Scott Mackenzie had five wins from seven games at the nationals. PHOTOS/FILE

BOWLS

Garry Muriwai skipped the Wairarapa four to an outstanding win over Manawatu to make the national semifinals.

Wairarapa are the talk of the New Zealand bowls scene after coming within one bowl of making the national inter-centre championships final on Sunday.

In the end, the team of eight from one of New Zealand’s smallest centres proudly walked away with bronze medals from the annual championships in Wellington.

The fact they qualified second in their section to make it through to the last eight was a first for Wairarapa at this particular event. To eventually go one step further than that was the icing on the cake.

What was to become an effort of fairy tale proportions, from a centre with only about 130 competitive men, didn’t start well.

Wairarapa’s first opponent was Dunedin and the southerners, who have won the national title on several occasions, claimed a comprehensive 3-0 victory.

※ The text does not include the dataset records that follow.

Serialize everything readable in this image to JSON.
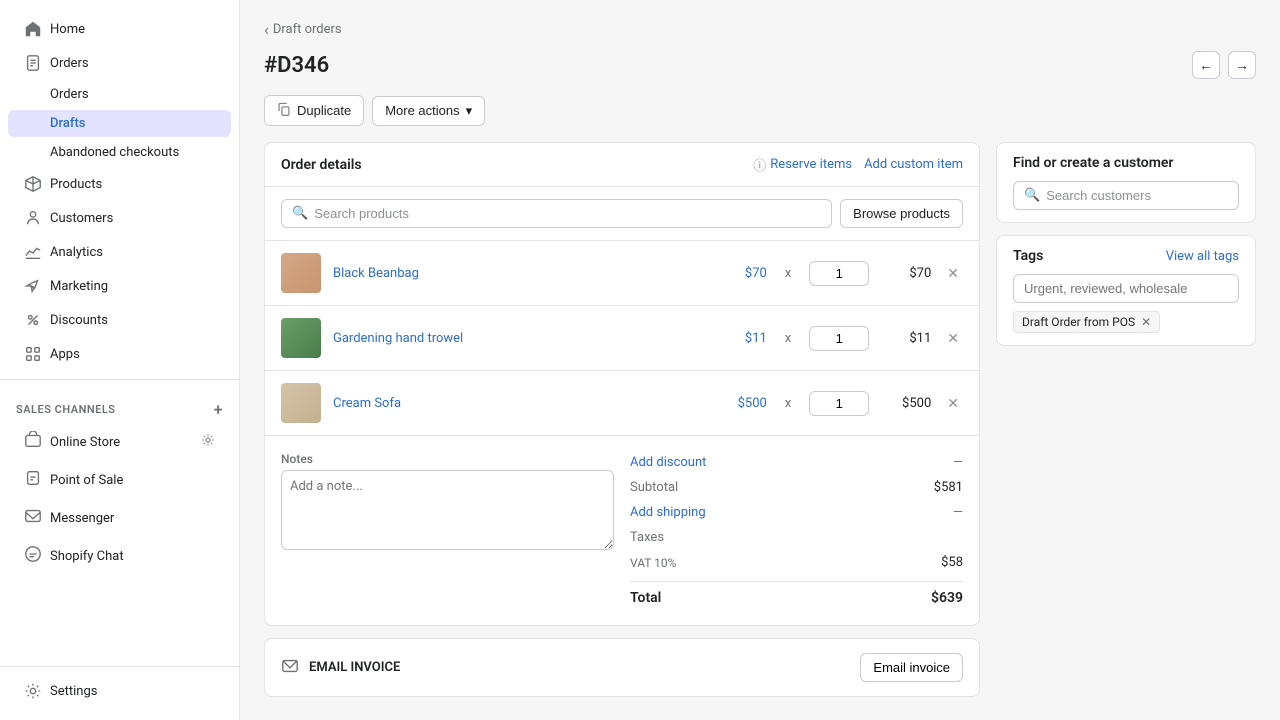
{
  "sidebar": {
    "items": [
      {
        "id": "home",
        "label": "Home",
        "icon": "home"
      },
      {
        "id": "orders",
        "label": "Orders",
        "icon": "orders",
        "children": [
          {
            "id": "orders-list",
            "label": "Orders"
          },
          {
            "id": "drafts",
            "label": "Drafts",
            "active": true
          },
          {
            "id": "abandoned",
            "label": "Abandoned checkouts"
          }
        ]
      },
      {
        "id": "products",
        "label": "Products",
        "icon": "products"
      },
      {
        "id": "customers",
        "label": "Customers",
        "icon": "customers"
      },
      {
        "id": "analytics",
        "label": "Analytics",
        "icon": "analytics"
      },
      {
        "id": "marketing",
        "label": "Marketing",
        "icon": "marketing"
      },
      {
        "id": "discounts",
        "label": "Discounts",
        "icon": "discounts"
      },
      {
        "id": "apps",
        "label": "Apps",
        "icon": "apps"
      }
    ],
    "sales_channels_title": "SALES CHANNELS",
    "channels": [
      {
        "id": "online-store",
        "label": "Online Store",
        "icon": "store"
      },
      {
        "id": "point-of-sale",
        "label": "Point of Sale",
        "icon": "pos"
      },
      {
        "id": "messenger",
        "label": "Messenger",
        "icon": "messenger"
      },
      {
        "id": "shopify-chat",
        "label": "Shopify Chat",
        "icon": "chat"
      }
    ],
    "settings_label": "Settings"
  },
  "breadcrumb": {
    "text": "Draft orders",
    "chevron": "‹"
  },
  "header": {
    "title": "#D346",
    "nav_prev": "←",
    "nav_next": "→"
  },
  "toolbar": {
    "duplicate_label": "Duplicate",
    "more_actions_label": "More actions",
    "dropdown_icon": "▾"
  },
  "order_details": {
    "title": "Order details",
    "reserve_items_label": "Reserve items",
    "add_custom_item_label": "Add custom item",
    "search_placeholder": "Search products",
    "browse_products_label": "Browse products",
    "products": [
      {
        "id": "black-beanbag",
        "name": "Black Beanbag",
        "price": "$70",
        "qty": "1",
        "total": "$70",
        "thumb_type": "brown"
      },
      {
        "id": "gardening-hand-trowel",
        "name": "Gardening hand trowel",
        "price": "$11",
        "qty": "1",
        "total": "$11",
        "thumb_type": "green"
      },
      {
        "id": "cream-sofa",
        "name": "Cream Sofa",
        "price": "$500",
        "qty": "1",
        "total": "$500",
        "thumb_type": "cream"
      }
    ],
    "notes_placeholder": "Add a note...",
    "notes_label": "Notes",
    "add_discount_label": "Add discount",
    "subtotal_label": "Subtotal",
    "subtotal_value": "$581",
    "add_shipping_label": "Add shipping",
    "shipping_dash": "—",
    "discount_dash": "—",
    "taxes_label": "Taxes",
    "tax_detail": "VAT 10%",
    "tax_value": "$58",
    "total_label": "Total",
    "total_value": "$639"
  },
  "email_invoice": {
    "section_label": "EMAIL INVOICE",
    "button_label": "Email invoice"
  },
  "find_customer": {
    "title": "Find or create a customer",
    "search_placeholder": "Search customers"
  },
  "tags": {
    "title": "Tags",
    "view_all_label": "View all tags",
    "input_placeholder": "Urgent, reviewed, wholesale",
    "chips": [
      {
        "id": "draft-order-pos",
        "label": "Draft Order from POS"
      }
    ]
  }
}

That result put Wairarapa on the back foot, but their situation improved when wins in the pairs and the fours gave them a 3-2 win over Hawke’s Bay.

Next came one of the tournament favourites in Nelson, with Wairarapa starting the rank underdogs there. However, this was the big turning point in their campaign as they won all three disciplines – singles, pairs, and fours – to end the first day’s play at the top of the points table.

Wairarapa still needed a win over the strong North Otago team to qualify for the top eight, and they rose to the occasion, winning the singles and fours, for a vital 2-1 success.

A 1-2 loss to Kapiti in their last section fixture placed them second behind Dunedin, setting up a quarterfinal against a Manawatu team brimming with confidence after emerging from section play unbeaten.

Singles player Scott Mackenzie set the standard for Wairarapa with his consistent draw play taking him to a convincing 25-8 win, and while Manawatu won the pairs, it was a close go in the pairs.

John Claydon and Gary Caffell took an early lead Wairarapa, relinquished it in the middle stages and then fought back to lose 16-20.

Everything then depended on the fours. It was a humdinger of a match with Wairarapa’s Gary Muriwai, Peter Ireland, Bill Brunenberg, and Gavin Hamlyn leading most of the way but Manawatu always close enough to make it tense.

At least three ends were killed late in the game, but Wairarapa held their nerve for a narrow win, and amazingly, they were into the semis.

Standing between Wairarapa and a place in the national final was a star-studded Auckland side containing several past and former internationals and a host of national titles among them.

To say it was a real-life David and Goliath affair was a fair comment, but Wairarapa played well above expectations again.

MacKenzie gave them a flying start by winning his singles against international Jamie Hill. The game went point-for-point practically all the way until a drive that removed Hill’s counter gave Mackenzie a 25-24 win.

In the pairs, Claydon and Caffell were up against national singles champ Mike Galloway and highly-rated Tony Grantham.

Some incredible draw bowling from Galloway, often when he was down on the head had the Aucklanders race out to a handsome lead but Claydon and Caffell rallied well over the closing stages and the match went all the way to the 18th end with Galloway and Grantham eventually winning by five shots.

Here too, the result depended on the outcome of the fours. Wairarapa had their supporters – and there were plenty of them on the edge of their seats – as the match went into the 15th and last end, with Wairarapa holding a one-shot lead.

However, Auckland managed to get a two-shot advantage early on and, try as they might, Wairarapa could not change that situation, and Auckland’s 11-10 win was enough to put them into the final against Southland, a match they lost 1-2.

The highlight of what was a splendid team effort for Wairarapa had to be the effort of Mackenzie to win five of his seven singles, all against high-quality opposition.

The fact the four performed so well was also extraordinary as none of them had previous national intercentre experience.

Indeed, Hamlyn has only been playing the game for less than three months, and Brunenbeurg came in at the 11th hour as a late replacement.

Credit must also be given to first-year selectors Lester Dee and Warren Fisher, who were prepared to tinker with their combinations to get the best results and this paid big dividends.

The Wairarapa women’s team finished sixth in their section, behind North Harbour, Bay of Plenty, Central Otago, Southland, and Kapiti Coast.

Their only win came in round three against Southland, with victories in the singles and fours.

Otherwise, the four had a 19-8 win in the 1-2 loss to Kapiti, and the pair drew 18-18 in the 0-2 loss to Central Otago.